The white radiance again suffused her. The brush dropped from her hand. “He—he is the beating in my heart! He is the life in me—the hope in me—the breath of prayer in me! If not for him in me, then what am I? Deadness—emptiness—nothingness! You are going out of your head. You are living only on rainbows. He is no more real—
“What is real? These rags I wear? This pail? This black hole? Or him and the dreams of him?” She flung her challenge to the murky darkness.
“Shenah Pessah! A black year on you!” came the answer from the cellar below.

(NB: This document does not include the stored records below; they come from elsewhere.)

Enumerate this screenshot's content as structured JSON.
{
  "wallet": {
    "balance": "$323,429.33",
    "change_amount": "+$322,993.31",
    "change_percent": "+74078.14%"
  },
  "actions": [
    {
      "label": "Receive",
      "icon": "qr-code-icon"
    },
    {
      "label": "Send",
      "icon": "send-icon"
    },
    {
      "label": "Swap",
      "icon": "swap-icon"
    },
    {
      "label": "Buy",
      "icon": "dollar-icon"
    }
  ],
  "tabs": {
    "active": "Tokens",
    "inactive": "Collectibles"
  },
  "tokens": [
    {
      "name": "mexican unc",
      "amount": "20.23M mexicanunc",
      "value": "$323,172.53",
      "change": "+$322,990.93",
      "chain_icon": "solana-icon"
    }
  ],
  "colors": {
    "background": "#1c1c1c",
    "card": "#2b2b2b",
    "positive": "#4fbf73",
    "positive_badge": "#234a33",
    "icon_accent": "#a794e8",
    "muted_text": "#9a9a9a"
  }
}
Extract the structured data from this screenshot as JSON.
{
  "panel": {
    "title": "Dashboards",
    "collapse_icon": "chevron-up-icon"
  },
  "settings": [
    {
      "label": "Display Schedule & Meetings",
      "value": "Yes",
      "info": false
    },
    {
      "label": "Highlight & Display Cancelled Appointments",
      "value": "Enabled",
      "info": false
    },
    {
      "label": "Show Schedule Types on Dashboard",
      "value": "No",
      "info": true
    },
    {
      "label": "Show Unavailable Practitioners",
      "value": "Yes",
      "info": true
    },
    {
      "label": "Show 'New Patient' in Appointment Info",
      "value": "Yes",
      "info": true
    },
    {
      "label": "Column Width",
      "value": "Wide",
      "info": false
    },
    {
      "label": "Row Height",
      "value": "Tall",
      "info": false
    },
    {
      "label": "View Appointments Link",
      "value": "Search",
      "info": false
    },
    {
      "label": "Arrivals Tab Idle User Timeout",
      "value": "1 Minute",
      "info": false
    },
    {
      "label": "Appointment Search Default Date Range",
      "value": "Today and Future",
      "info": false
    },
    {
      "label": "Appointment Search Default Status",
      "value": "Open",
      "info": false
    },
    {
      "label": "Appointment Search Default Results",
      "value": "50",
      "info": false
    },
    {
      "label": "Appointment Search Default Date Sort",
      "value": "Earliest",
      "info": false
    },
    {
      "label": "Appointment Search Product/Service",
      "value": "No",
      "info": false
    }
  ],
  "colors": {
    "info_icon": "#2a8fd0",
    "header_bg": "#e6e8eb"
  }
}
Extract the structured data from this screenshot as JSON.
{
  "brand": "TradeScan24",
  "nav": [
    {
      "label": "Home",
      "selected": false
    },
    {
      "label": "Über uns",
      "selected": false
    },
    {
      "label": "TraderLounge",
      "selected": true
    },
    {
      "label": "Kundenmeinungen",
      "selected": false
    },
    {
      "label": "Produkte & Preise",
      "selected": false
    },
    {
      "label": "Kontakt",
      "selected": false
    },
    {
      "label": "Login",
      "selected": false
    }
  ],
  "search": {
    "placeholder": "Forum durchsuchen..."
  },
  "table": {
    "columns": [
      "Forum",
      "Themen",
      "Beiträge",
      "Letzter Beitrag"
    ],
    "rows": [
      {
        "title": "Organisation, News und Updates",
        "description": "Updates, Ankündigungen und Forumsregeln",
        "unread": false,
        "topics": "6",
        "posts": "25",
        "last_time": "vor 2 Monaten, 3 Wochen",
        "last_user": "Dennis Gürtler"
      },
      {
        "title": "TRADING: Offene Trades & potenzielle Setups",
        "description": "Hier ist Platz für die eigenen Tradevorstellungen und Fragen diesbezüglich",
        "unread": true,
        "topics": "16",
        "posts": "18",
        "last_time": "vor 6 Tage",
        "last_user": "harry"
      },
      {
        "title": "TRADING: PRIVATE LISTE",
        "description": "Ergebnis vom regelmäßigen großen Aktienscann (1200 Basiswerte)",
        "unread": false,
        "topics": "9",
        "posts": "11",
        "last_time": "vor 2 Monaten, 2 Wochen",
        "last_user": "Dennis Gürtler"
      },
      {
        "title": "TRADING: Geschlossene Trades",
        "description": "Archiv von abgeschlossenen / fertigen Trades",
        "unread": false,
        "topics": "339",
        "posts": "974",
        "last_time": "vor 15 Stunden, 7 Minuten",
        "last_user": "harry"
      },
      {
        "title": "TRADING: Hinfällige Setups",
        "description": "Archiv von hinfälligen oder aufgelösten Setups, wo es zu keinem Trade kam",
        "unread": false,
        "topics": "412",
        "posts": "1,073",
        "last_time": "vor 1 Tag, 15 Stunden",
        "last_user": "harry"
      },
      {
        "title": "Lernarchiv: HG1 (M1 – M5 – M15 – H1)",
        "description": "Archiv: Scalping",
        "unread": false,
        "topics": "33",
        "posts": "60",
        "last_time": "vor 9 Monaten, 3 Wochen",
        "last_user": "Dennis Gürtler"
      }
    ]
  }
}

It was the voice of her uncle, Moisheh Rifkin.
“Oi weh!” she shrugged young shoulders, wearied by joyless toil. “He’s beginning with his hollering already.” And she hurried down.
“You piece of earth! Worms should eat you! How long does it take you to wash up the stairs?” he stormed. “Yesterday, the eating was burned to coal; and to-day you forget the salt.”
“What a fuss over a little less salt!”
“In the Talmud it stands a man has a right to divorce his wife for only forgetting him the salt in his soup.”
“Maybe that’s why Aunt Gittel went to the grave before her time—worrying how to please your taste in the mouth.”
The old man’s yellow, shriveled face stared up at her out of the gloom. “What has he from life? Only his pleasure in eating and going to the synagogue. How long will he live yet?” And moved by a surge of pity, “Why can’t I be a little kind to him?”
“Did you chop me some herring and onions?” he interrupted harshly.